Poco a poco y en silencio, Países Bajos se ha convertido en uno de los destinos turísticos más demandados de Europa. El volumen de visitantes extranjeros ha crecido un 60% en la última década. En 2017 entraron más de 18 millones de turistas, y se espera que la cifra crezca hasta los 31 millones, el doble de su población, para 2030. Un boom que tiene consecuencias diarias. Para bien y para mal. Ámsterdam lo sabe perfectamente.
Prohibición. Muy en especial en materia urbanística. La capital lleva años batallando contra las plataformas de alquiler privado, como Airbnb. Hoy ha conseguido un victoria resonante, la primera de gran calado: no podrá instalarse en tres barrios del centro (Burgwallen-Oude Zijde, Burgwallen-Nieuwe Zijde y Grachtengordel-Zuid) y los apartamentos disponibles tendrán que limitar su oferta a las 30 noches por año, una medida ya implantada hace más de un año.
Es un golpe duro a la aplicación.
Por qué. Porque es una medida muy popular entre los vecinos. Según el ayuntamiento, el 75% de sus residentes (en torno al millón) estaba a favor de algún tipo de regulación. Como en tantas otras ciudades, Airbnb se interpreta como la causa de un mal, la turistificación, que acapara espacios y dispara los precios. A partir de ahora, su radio de acción quedará severamente coartado. Todos los pisos requerirán de una licencia.
Quien no la tenga y opere un apartamento turístico, afronta multas de hasta 20.000€.
¿Es así? Es el debate que miles de grandes ciudades han afrontado durante los últimos años. La respuesta no siempre es clara. Para el caso de Barcelona, un estudio identificó el impacto de Airbnb en un aumento de hasta el 7% del alquiler medio. Es una contribución importante, pero insuficiente para explicar la increíble escalada de precios en la ciudad condal. Similares conclusiones se pueden extraer de San Francisco o Nueva York. Airbnb puede contribuir algo, pero no es el único factor.
Todo caro. Ámsterdam afronta un problema similar. El acceso a la vivienda se ha encarecido. Tanto la compra (aumentos del 8% anuales) como el alquiler (más de un 40% en la última década). El gobierno municipal ha aprobado diversas políticas para frenar el impacto especulativo, como la obligatoriedad de residencia cuando se adquiere una vivienda de obra nueva, pero tiene un largo y complejo camino por delante.
Más batallas.

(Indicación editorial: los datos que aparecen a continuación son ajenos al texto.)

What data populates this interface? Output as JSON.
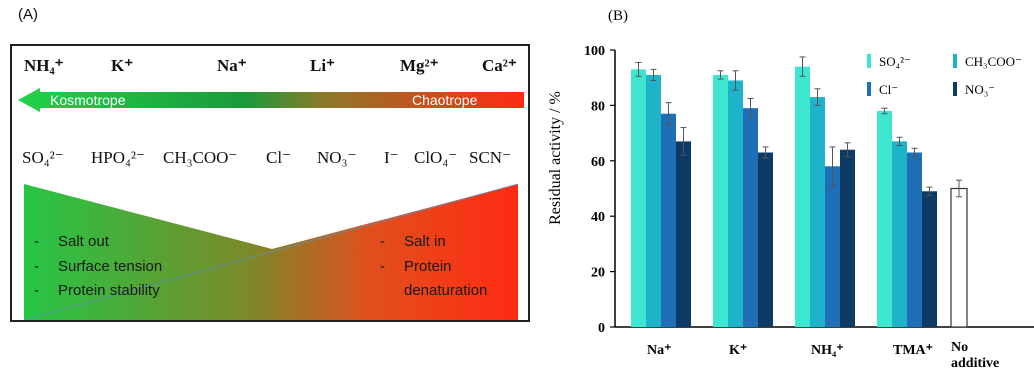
{
  "panel_a": {
    "label": "(A)",
    "cations": [
      "NH₄⁺",
      "K⁺",
      "Na⁺",
      "Li⁺",
      "Mg²⁺",
      "Ca²⁺"
    ],
    "arrow_left_label": "Kosmotrope",
    "arrow_right_label": "Chaotrope",
    "anions": [
      "SO₄²⁻",
      "HPO₄²⁻",
      "CH₃COO⁻",
      "Cl⁻",
      "NO₃⁻",
      "I⁻",
      "ClO₄⁻",
      "SCN⁻"
    ],
    "left_effects": [
      "Salt out",
      "Surface tension",
      "Protein stability"
    ],
    "right_effects": [
      "Salt in",
      "Protein",
      "denaturation"
    ],
    "bullet_dash": "-"
  },
  "chart_data": {
    "type": "bar",
    "label": "(B)",
    "ylabel": "Residual activity / %",
    "ylim": [
      0,
      100
    ],
    "yticks": [
      0,
      20,
      40,
      60,
      80,
      100
    ],
    "grid": false,
    "legend_position": "top-right",
    "categories": [
      "Na⁺",
      "K⁺",
      "NH₄⁺",
      "TMA⁺",
      "No additive"
    ],
    "series": [
      {
        "name": "SO₄²⁻",
        "color": "#3fe6cf",
        "values": [
          93,
          91,
          94,
          78,
          null
        ],
        "errors": [
          2.5,
          1.5,
          3.5,
          1,
          null
        ]
      },
      {
        "name": "CH₃COO⁻",
        "color": "#1db3c9",
        "values": [
          91,
          89,
          83,
          67,
          null
        ],
        "errors": [
          2,
          3.5,
          3,
          1.5,
          null
        ]
      },
      {
        "name": "Cl⁻",
        "color": "#1e6fb5",
        "values": [
          77,
          79,
          58,
          63,
          null
        ],
        "errors": [
          4,
          3.5,
          7,
          1.5,
          null
        ]
      },
      {
        "name": "NO₃⁻",
        "color": "#0d3b66",
        "values": [
          67,
          63,
          64,
          49,
          null
        ],
        "errors": [
          5,
          2,
          2.5,
          1.5,
          null
        ]
      },
      {
        "name": "No additive",
        "color": "#ffffff",
        "values": [
          null,
          null,
          null,
          null,
          50
        ],
        "errors": [
          null,
          null,
          null,
          null,
          3
        ]
      }
    ]
  },
  "colors": {
    "kosmotrope": "#1fbf3a",
    "chaotrope": "#ff3b1f"
  }
}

Dos historias operan en paralelo en el caso holandés. Por un lado, la particular hostilidad de Ámsterdam hacia futuros incrementos en el volumen de turistas. La ciudad ya prohibió rotular en inglés y promocionar sus principales atracciones. También ha tanteado la posibilidad de cobrar una tasa por noche a todos los visitantes (penalizando el turismo barato) y deslocalizar el célebre Barrio Rojo a las afueras.
Por otro, la guerra general de las ciudades contra Airbnb. Madrid, Palma y Valencia han aprobado distintas regulaciones (obligatoriedad de acceso, registro y licencia, siempre en los bajos o en los primeros pisos del inmueble, veto generalizado y un largo etcétera de instrumentos). Es una pelea global. Y Airbnb no siempre tiene las de perder.
Legal. En diciembre, el Tribunal de Justicia de la Unión Europea le arrojaba un salvavidas que puede revelarse crucial en el futuro. Airbnb no es un agente inmobiliario, sino un "intermediario", algo que la compañía llevaba defendiendo años. Y por tanto las ciudades no pueden prohibir su actividad (cuestión vigilada por celo por la competencia comunitaria), no al menos de forma taxativa y generalizada. Hay guerra para rato.